Wednesday, June 21, 2006

Grover, Brother

For the past week or so I've kind of been testing out a theory I've had for a long time. Well, I guess it's not exactly a theory per se. It's just something I've always assumed without even giving it much thought. And recently when the subject came up I was shocked that others disagreed with me since it has always made so much sense. So here it is:




Grover from Sesame Street is black.

Don't let the azure furriness deceive you, if you were to transplant the Muppets into the real world complete with corresponding ethnicities, Grover would no doubt in my mind be African-American. And I completely admit that I have no idea why this is true. I have been and will always be the whitest person to roam God's good Earth, but I have never thought of Grover as not being black. So imagine my surprise when my (typically) rational coworkers vehemently disagreed with me, calling Grover everything from "white" to "Mexican" to "Armenian". No, no, and no. As one of my few agreeing peers stated (and I paraphrase): "Grover being black is like Bert and Ernie being gay. It's not acknowledged, but you still accept it as true."
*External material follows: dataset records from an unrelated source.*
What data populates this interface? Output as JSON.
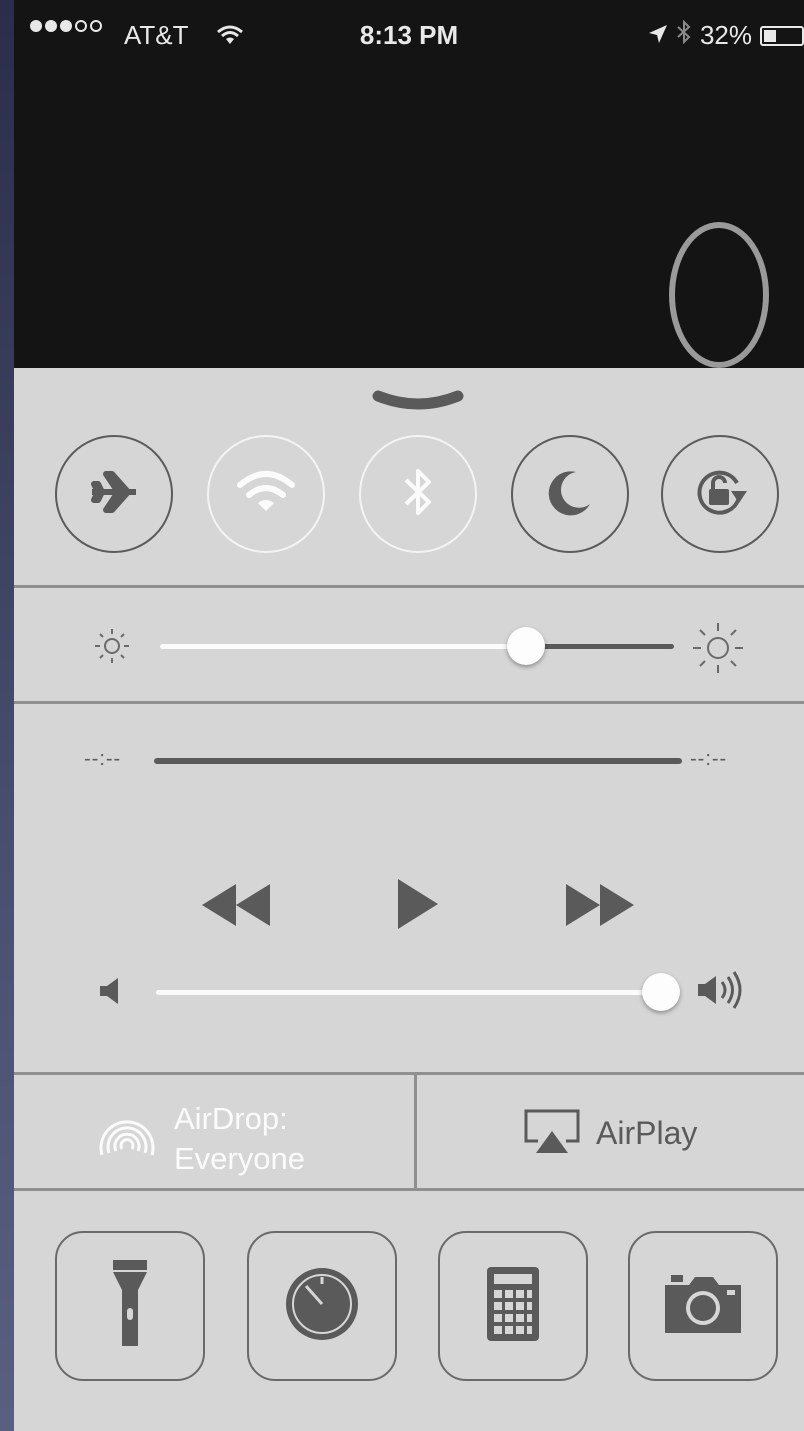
{
  "status_bar": {
    "carrier": "AT&T",
    "time": "8:13 PM",
    "battery_percent": "32%",
    "battery_level": 0.32,
    "signal_bars_filled": 3,
    "signal_bars_total": 5
  },
  "background_glyph": "0",
  "control_center": {
    "toggles": [
      {
        "name": "airplane-mode",
        "icon": "airplane-icon",
        "on": false
      },
      {
        "name": "wifi",
        "icon": "wifi-icon",
        "on": true
      },
      {
        "name": "bluetooth",
        "icon": "bluetooth-icon",
        "on": true
      },
      {
        "name": "do-not-disturb",
        "icon": "moon-icon",
        "on": false
      },
      {
        "name": "rotation-lock",
        "icon": "rotation-lock-icon",
        "on": false
      }
    ],
    "brightness_level": 0.73,
    "media": {
      "elapsed": "--:--",
      "remaining": "--:--",
      "volume_level": 1.0
    },
    "airdrop": {
      "line1": "AirDrop:",
      "line2": "Everyone"
    },
    "airplay": {
      "label": "AirPlay"
    },
    "shortcuts": [
      {
        "name": "flashlight",
        "icon": "flashlight-icon"
      },
      {
        "name": "timer",
        "icon": "timer-icon"
      },
      {
        "name": "calculator",
        "icon": "calculator-icon"
      },
      {
        "name": "camera",
        "icon": "camera-icon"
      }
    ]
  },
  "colors": {
    "panel": "#d6d6d6",
    "glyph_dark": "#5a5a5a",
    "glyph_on": "#fbfbfb",
    "screen_bg": "#141414"
  }
}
I suppose the overarching question here is, am I really crazy? Was there something wrong with my four-year-old brain that would make me transplant human ethnicities onto characters with seemingly nonexistent social identities? Or did Frank Oz have some sort of covert Muppet-racializing agenda? Is there really a monster at the end of the book? We may never know the answers, but I think we're heading in the right direction.

2 comments:

Chris said...

Haha... I can't say I ever really thought that (especially not as a four-year-old), but once you mention it, it really does seem quite plausible. Interesting thought. (P.S. I'm fairly certain I lived under the delusion that Elmo, my favourite character, was a girl until I turned oh, about fifteen. :))

Mike Wright said...

Hah. Elmo is def more than a little girlish. I'm glad you sort of agree.